I’d say the single biggest force in stopping me turning freelance sooner wasn’t the fear of not being able to pay the bills or the worry I wasn’t good enough. It was embarrassment, embarrassment at admitting to myself or to anyone else that I wanted to write full time and deviate from a career path I had been working at for nearly ten years. I had visions of people simply laughing at my decision or worse at the work I was producing. My fear of the opinions and criticisms of the people I knew or even the wider world meant that at first I kept my burgeoning freelance career as a closely guarded secret, telling only my partner for months and months.
I realised that my embarrassment reflex had always been pretty high since childhood extending to being incapable of watching people being embarrassed on TV (I still can’t watch X factor!) But letting embarrassment or perhaps more rightly fear guide my life decision seems like a pretty poor way to get along so I made a conscious decision to factor it out of my choices. This was tough, remains tough and I still find myself supressing this fearful part of my psyche but eventually my need to be happier and have a more fulfilling (if sometimes less well paid) career won out.

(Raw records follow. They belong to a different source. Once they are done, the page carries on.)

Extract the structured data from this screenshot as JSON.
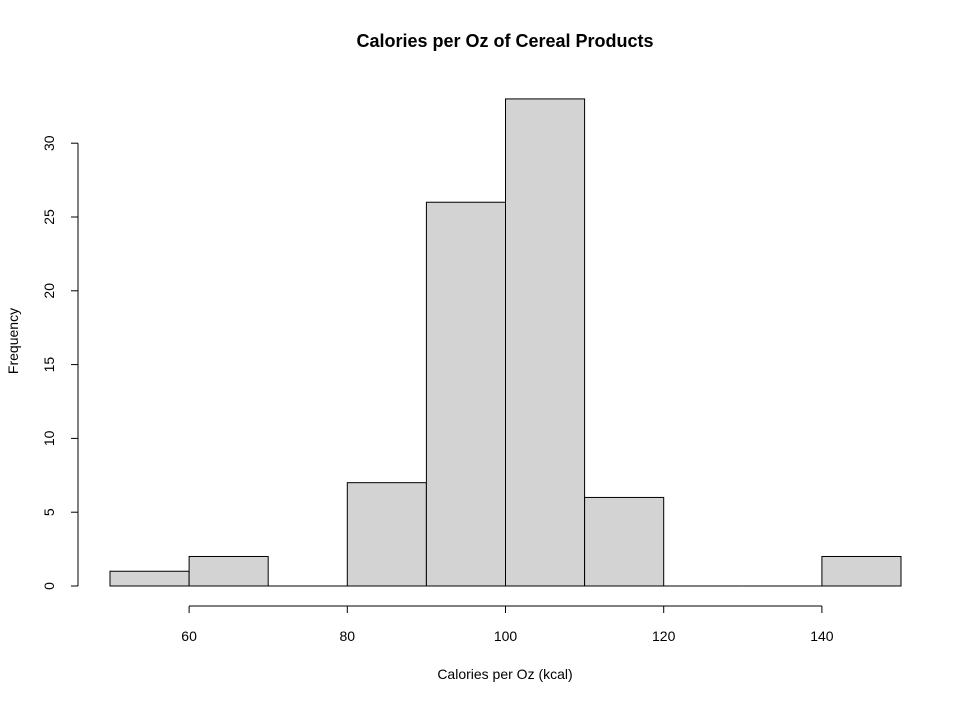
{
  "chart_data": {
    "type": "bar",
    "title": "Calories per Oz of Cereal Products",
    "xlabel": "Calories per Oz (kcal)",
    "ylabel": "Frequency",
    "bins": [
      {
        "start": 50,
        "end": 60,
        "count": 1
      },
      {
        "start": 60,
        "end": 70,
        "count": 2
      },
      {
        "start": 70,
        "end": 80,
        "count": 0
      },
      {
        "start": 80,
        "end": 90,
        "count": 7
      },
      {
        "start": 90,
        "end": 100,
        "count": 26
      },
      {
        "start": 100,
        "end": 110,
        "count": 33
      },
      {
        "start": 110,
        "end": 120,
        "count": 6
      },
      {
        "start": 120,
        "end": 130,
        "count": 0
      },
      {
        "start": 130,
        "end": 140,
        "count": 0
      },
      {
        "start": 140,
        "end": 150,
        "count": 2
      }
    ],
    "xlim": [
      50,
      150
    ],
    "ylim": [
      0,
      33
    ],
    "x_ticks": [
      60,
      80,
      100,
      120,
      140
    ],
    "y_ticks": [
      0,
      5,
      10,
      15,
      20,
      25,
      30
    ],
    "grid": false,
    "bar_fill": "#d3d3d3",
    "bar_stroke": "#000000"
  }
}
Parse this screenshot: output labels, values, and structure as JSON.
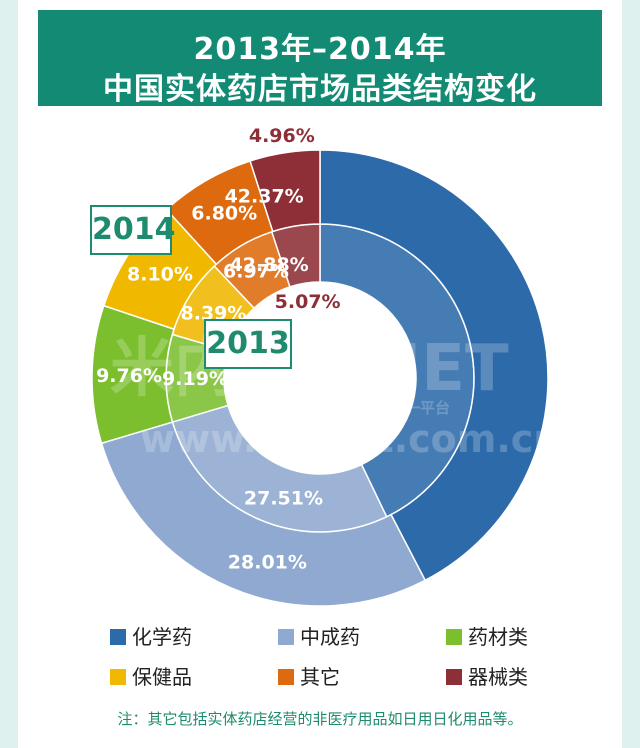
{
  "title": {
    "line1": "2013年–2014年",
    "line2": "中国实体药店市场品类结构变化"
  },
  "year_labels": {
    "outer": "2014",
    "inner": "2013"
  },
  "chart_data": {
    "type": "donut",
    "title": "2013年–2014年 中国实体药店市场品类结构变化",
    "categories": [
      "化学药",
      "中成药",
      "药材类",
      "保健品",
      "其它",
      "器械类"
    ],
    "colors": {
      "化学药": "#2d6aaa",
      "中成药": "#8fa9d0",
      "药材类": "#7bbf2e",
      "保健品": "#f1b800",
      "其它": "#dd6a0e",
      "器械类": "#8e2e36"
    },
    "series": [
      {
        "name": "2014",
        "ring": "outer",
        "values": [
          42.37,
          28.01,
          9.76,
          8.1,
          6.8,
          4.96
        ]
      },
      {
        "name": "2013",
        "ring": "inner",
        "values": [
          42.88,
          27.51,
          9.19,
          8.39,
          6.97,
          5.07
        ]
      }
    ],
    "unit": "%"
  },
  "legend": [
    {
      "label": "化学药",
      "key": "化学药"
    },
    {
      "label": "中成药",
      "key": "中成药"
    },
    {
      "label": "药材类",
      "key": "药材类"
    },
    {
      "label": "保健品",
      "key": "保健品"
    },
    {
      "label": "其它",
      "key": "其它"
    },
    {
      "label": "器械类",
      "key": "器械类"
    }
  ],
  "note": "注：其它包括实体药店经营的非医疗用品如日用日化用品等。",
  "watermark": {
    "brand": "米内 MENET",
    "slogan": "中国医药健康信息第一平台",
    "url": "www.menet.com.cn"
  }
}
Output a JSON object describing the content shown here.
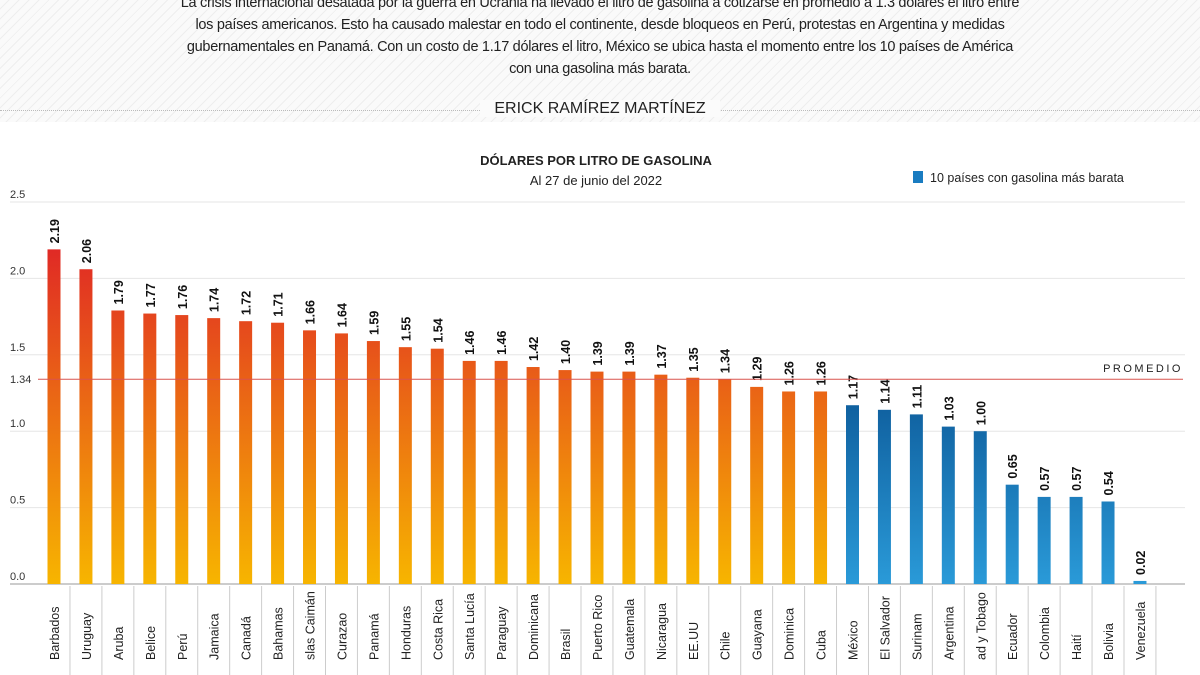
{
  "intro_text": "La crisis internacional desatada por la guerra en Ucrania ha llevado el litro de gasolina a cotizarse en promedio a 1.3 dólares el litro entre los países americanos. Esto ha causado malestar en todo el continente, desde bloqueos en Perú, protestas en Argentina y medidas gubernamentales en Panamá. Con un costo de 1.17 dólares el litro, México se ubica hasta el momento entre los 10 países de América con una gasolina más barata.",
  "author": "ERICK RAMÍREZ MARTÍNEZ",
  "chart_data": {
    "type": "bar",
    "title": "DÓLARES POR LITRO DE GASOLINA",
    "subtitle": "Al 27 de junio del 2022",
    "legend": {
      "label": "10 países con gasolina  más barata",
      "position": "top-right",
      "color": "#1a7cc1"
    },
    "colors": {
      "default_top": "#e02a25",
      "default_bottom": "#f7b500",
      "cheapest_top": "#0f5f9e",
      "cheapest_bottom": "#2a9ad8",
      "average_line": "#d9534f"
    },
    "ylim": [
      0,
      2.5
    ],
    "yticks": [
      "0.0",
      "0.5",
      "1.0",
      "1.5",
      "2.0",
      "2.5"
    ],
    "grid": true,
    "average": {
      "label": "PROMEDIO",
      "value": 1.34,
      "tick_label": "1.34"
    },
    "categories": [
      "Barbados",
      "Uruguay",
      "Aruba",
      "Belice",
      "Perú",
      "Jamaica",
      "Canadá",
      "Bahamas",
      "slas Caimán",
      "Curazao",
      "Panamá",
      "Honduras",
      "Costa Rica",
      "Santa Lucía",
      "Paraguay",
      "Dominicana",
      "Brasil",
      "Puerto Rico",
      "Guatemala",
      "Nicaragua",
      "EE.UU",
      "Chile",
      "Guayana",
      "Dominica",
      "Cuba",
      "México",
      "El Salvador",
      "Surinam",
      "Argentina",
      "ad y Tobago",
      "Ecuador",
      "Colombia",
      "Haití",
      "Bolivia",
      "Venezuela"
    ],
    "values": [
      2.19,
      2.06,
      1.79,
      1.77,
      1.76,
      1.74,
      1.72,
      1.71,
      1.66,
      1.64,
      1.59,
      1.55,
      1.54,
      1.46,
      1.46,
      1.42,
      1.4,
      1.39,
      1.39,
      1.37,
      1.35,
      1.34,
      1.29,
      1.26,
      1.26,
      1.17,
      1.14,
      1.11,
      1.03,
      1.0,
      0.65,
      0.57,
      0.57,
      0.54,
      0.02
    ],
    "value_labels": [
      "2.19",
      "2.06",
      "1.79",
      "1.77",
      "1.76",
      "1.74",
      "1.72",
      "1.71",
      "1.66",
      "1.64",
      "1.59",
      "1.55",
      "1.54",
      "1.46",
      "1.46",
      "1.42",
      "1.40",
      "1.39",
      "1.39",
      "1.37",
      "1.35",
      "1.34",
      "1.29",
      "1.26",
      "1.26",
      "1.17",
      "1.14",
      "1.11",
      "1.03",
      "1.00",
      "0.65",
      "0.57",
      "0.57",
      "0.54",
      "0.02"
    ],
    "cheapest_from_index": 25
  }
}
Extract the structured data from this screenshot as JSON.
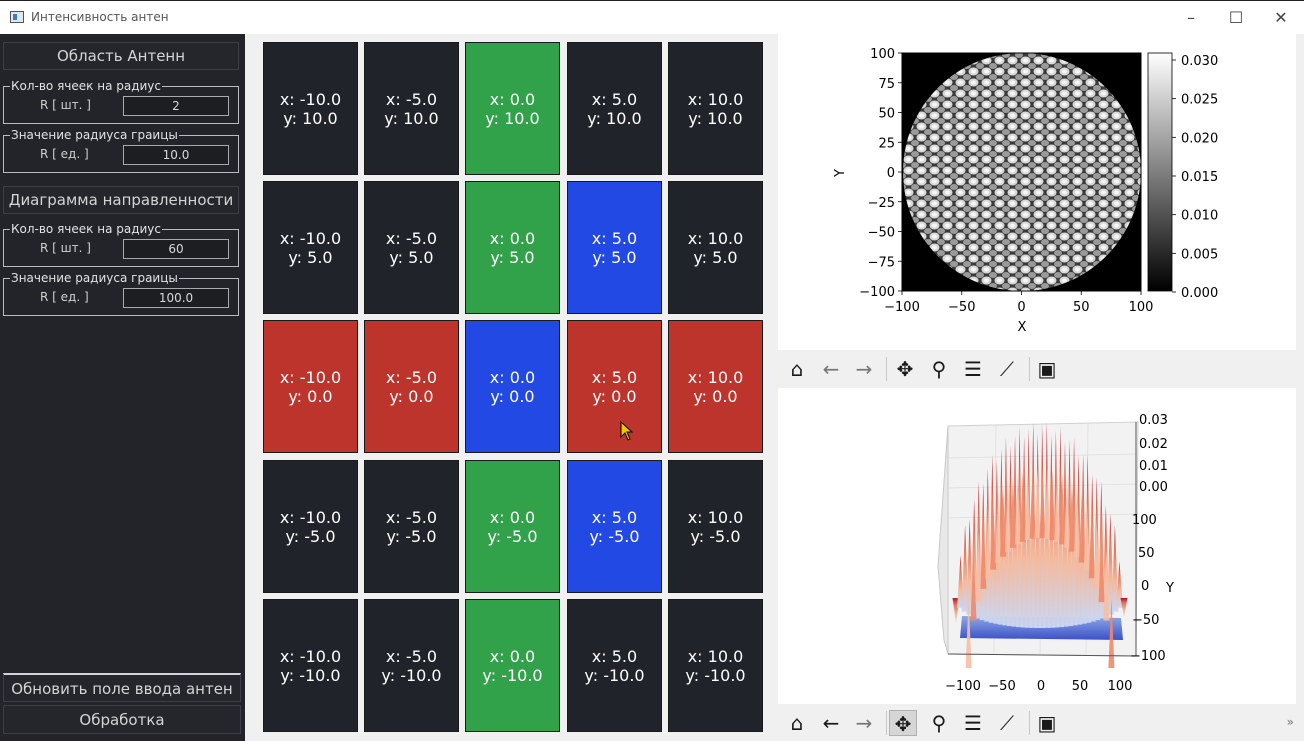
{
  "window": {
    "title": "Интенсивность антен",
    "minimize": "–",
    "maximize": "☐",
    "close": "✕"
  },
  "sidebar": {
    "section1": {
      "title": "Область Антенн",
      "group1": {
        "legend": "Кол-во ячеек на радиус",
        "label": "R [ шт. ]",
        "value": "2"
      },
      "group2": {
        "legend": "Значение радиуса граицы",
        "label": "R [ ед. ]",
        "value": "10.0"
      }
    },
    "section2": {
      "title": "Диаграмма направленности",
      "group1": {
        "legend": "Кол-во ячеек на радиус",
        "label": "R [ шт. ]",
        "value": "60"
      },
      "group2": {
        "legend": "Значение радиуса граицы",
        "label": "R [ ед. ]",
        "value": "100.0"
      }
    },
    "update_button": "Обновить поле ввода антен",
    "process_button": "Обработка"
  },
  "grid": {
    "colors": {
      "dark": "#202329",
      "green": "#31a24a",
      "blue": "#2249e4",
      "red": "#bd342c"
    },
    "rows": [
      [
        {
          "x": "x: -10.0",
          "y": "y: 10.0",
          "c": "dark"
        },
        {
          "x": "x: -5.0",
          "y": "y: 10.0",
          "c": "dark"
        },
        {
          "x": "x: 0.0",
          "y": "y: 10.0",
          "c": "green"
        },
        {
          "x": "x: 5.0",
          "y": "y: 10.0",
          "c": "dark"
        },
        {
          "x": "x: 10.0",
          "y": "y: 10.0",
          "c": "dark"
        }
      ],
      [
        {
          "x": "x: -10.0",
          "y": "y: 5.0",
          "c": "dark"
        },
        {
          "x": "x: -5.0",
          "y": "y: 5.0",
          "c": "dark"
        },
        {
          "x": "x: 0.0",
          "y": "y: 5.0",
          "c": "green"
        },
        {
          "x": "x: 5.0",
          "y": "y: 5.0",
          "c": "blue"
        },
        {
          "x": "x: 10.0",
          "y": "y: 5.0",
          "c": "dark"
        }
      ],
      [
        {
          "x": "x: -10.0",
          "y": "y: 0.0",
          "c": "red"
        },
        {
          "x": "x: -5.0",
          "y": "y: 0.0",
          "c": "red"
        },
        {
          "x": "x: 0.0",
          "y": "y: 0.0",
          "c": "blue"
        },
        {
          "x": "x: 5.0",
          "y": "y: 0.0",
          "c": "red"
        },
        {
          "x": "x: 10.0",
          "y": "y: 0.0",
          "c": "red"
        }
      ],
      [
        {
          "x": "x: -10.0",
          "y": "y: -5.0",
          "c": "dark"
        },
        {
          "x": "x: -5.0",
          "y": "y: -5.0",
          "c": "dark"
        },
        {
          "x": "x: 0.0",
          "y": "y: -5.0",
          "c": "green"
        },
        {
          "x": "x: 5.0",
          "y": "y: -5.0",
          "c": "blue"
        },
        {
          "x": "x: 10.0",
          "y": "y: -5.0",
          "c": "dark"
        }
      ],
      [
        {
          "x": "x: -10.0",
          "y": "y: -10.0",
          "c": "dark"
        },
        {
          "x": "x: -5.0",
          "y": "y: -10.0",
          "c": "dark"
        },
        {
          "x": "x: 0.0",
          "y": "y: -10.0",
          "c": "green"
        },
        {
          "x": "x: 5.0",
          "y": "y: -10.0",
          "c": "dark"
        },
        {
          "x": "x: 10.0",
          "y": "y: -10.0",
          "c": "dark"
        }
      ]
    ]
  },
  "plot2d": {
    "xlabel": "X",
    "ylabel": "Y",
    "xticks": [
      "−100",
      "−50",
      "0",
      "50",
      "100"
    ],
    "yticks": [
      "100",
      "75",
      "50",
      "25",
      "0",
      "−25",
      "−50",
      "−75",
      "−100"
    ],
    "colorbar_ticks": [
      "0.030",
      "0.025",
      "0.020",
      "0.015",
      "0.010",
      "0.005",
      "0.000"
    ]
  },
  "plot3d": {
    "zticks": [
      "0.03",
      "0.02",
      "0.01",
      "0.00"
    ],
    "yticks": [
      "100",
      "50",
      "0",
      "−50",
      "−100"
    ],
    "ylabel": "Y",
    "xticks": [
      "−100",
      "−50",
      "0",
      "50",
      "100"
    ]
  },
  "toolbar": {
    "icons": [
      "home-icon",
      "back-arrow-icon",
      "forward-arrow-icon",
      "pan-icon",
      "zoom-icon",
      "configure-subplots-icon",
      "edit-axis-icon",
      "save-icon"
    ],
    "more": "»"
  }
}
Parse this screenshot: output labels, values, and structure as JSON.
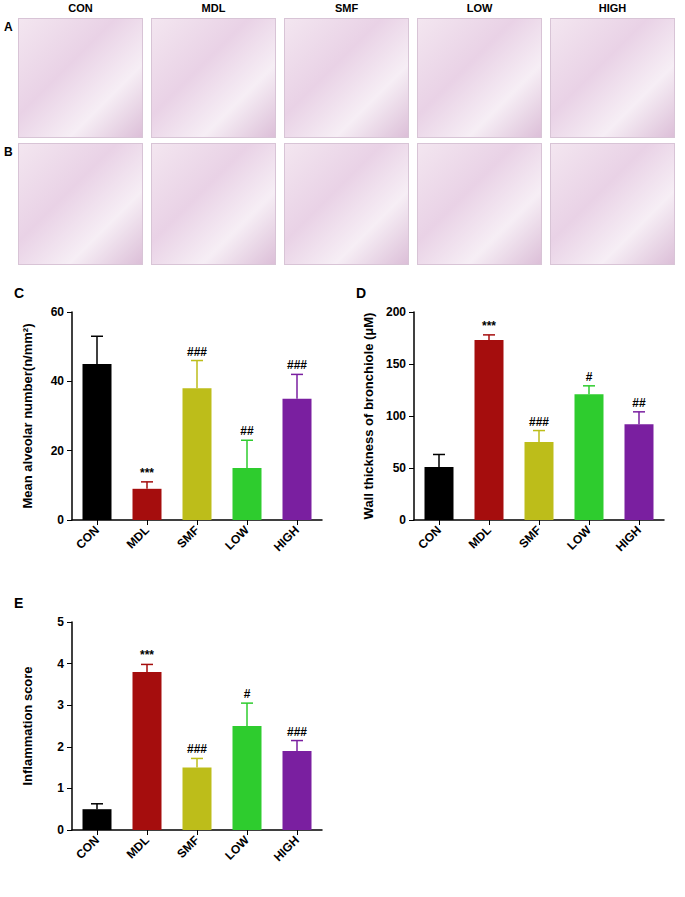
{
  "figure": {
    "row_labels": [
      "A",
      "B"
    ],
    "group_labels": [
      "CON",
      "MDL",
      "SMF",
      "LOW",
      "HIGH"
    ]
  },
  "chart_data": [
    {
      "panel": "C",
      "type": "bar",
      "y_label": "Mean alveolar number(n/mm²)",
      "categories": [
        "CON",
        "MDL",
        "SMF",
        "LOW",
        "HIGH"
      ],
      "values": [
        45,
        9,
        38,
        15,
        35
      ],
      "errors": [
        8,
        2,
        8,
        8,
        7
      ],
      "annotations": [
        null,
        "***",
        "###",
        "##",
        "###"
      ],
      "colors": [
        "#000000",
        "#a50d0d",
        "#bdbd1a",
        "#2ecc2e",
        "#7a1fa0"
      ],
      "ylim": [
        0,
        60
      ],
      "yticks": [
        0,
        20,
        40,
        60
      ],
      "grid": false
    },
    {
      "panel": "D",
      "type": "bar",
      "y_label": "Wall thickness of bronchiole (μM)",
      "categories": [
        "CON",
        "MDL",
        "SMF",
        "LOW",
        "HIGH"
      ],
      "values": [
        51,
        173,
        75,
        121,
        92
      ],
      "errors": [
        12,
        5,
        11,
        8,
        12
      ],
      "annotations": [
        null,
        "***",
        "###",
        "#",
        "##"
      ],
      "colors": [
        "#000000",
        "#a50d0d",
        "#bdbd1a",
        "#2ecc2e",
        "#7a1fa0"
      ],
      "ylim": [
        0,
        200
      ],
      "yticks": [
        0,
        50,
        100,
        150,
        200
      ],
      "grid": false
    },
    {
      "panel": "E",
      "type": "bar",
      "y_label": "Inflammation score",
      "categories": [
        "CON",
        "MDL",
        "SMF",
        "LOW",
        "HIGH"
      ],
      "values": [
        0.5,
        3.8,
        1.5,
        2.5,
        1.9
      ],
      "errors": [
        0.13,
        0.18,
        0.22,
        0.55,
        0.25
      ],
      "annotations": [
        null,
        "***",
        "###",
        "#",
        "###"
      ],
      "colors": [
        "#000000",
        "#a50d0d",
        "#bdbd1a",
        "#2ecc2e",
        "#7a1fa0"
      ],
      "ylim": [
        0,
        5
      ],
      "yticks": [
        0,
        1,
        2,
        3,
        4,
        5
      ],
      "grid": false
    }
  ]
}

So I left a well-paid but stressful career and embarked on the scary but much more fulfilling path of freelance writing. I still get worried, I still even get a little embarrassed of telling people what I do for a living (like it’s a pretend job!) but I am doing it, so I guess I partially conquered the fear for the moment. It got me thinking about how many other people have remained or do remain in a situation that makes them unhappy because there embarrassed of what people may think of them if they make a change.
I guess the question to ask yourself then is ‘Why am I not doing what I want?’ and if the answer is rooted in fear then you should reassess. Trust me, stop being embarrassed and you will finally start getting the important stuff done.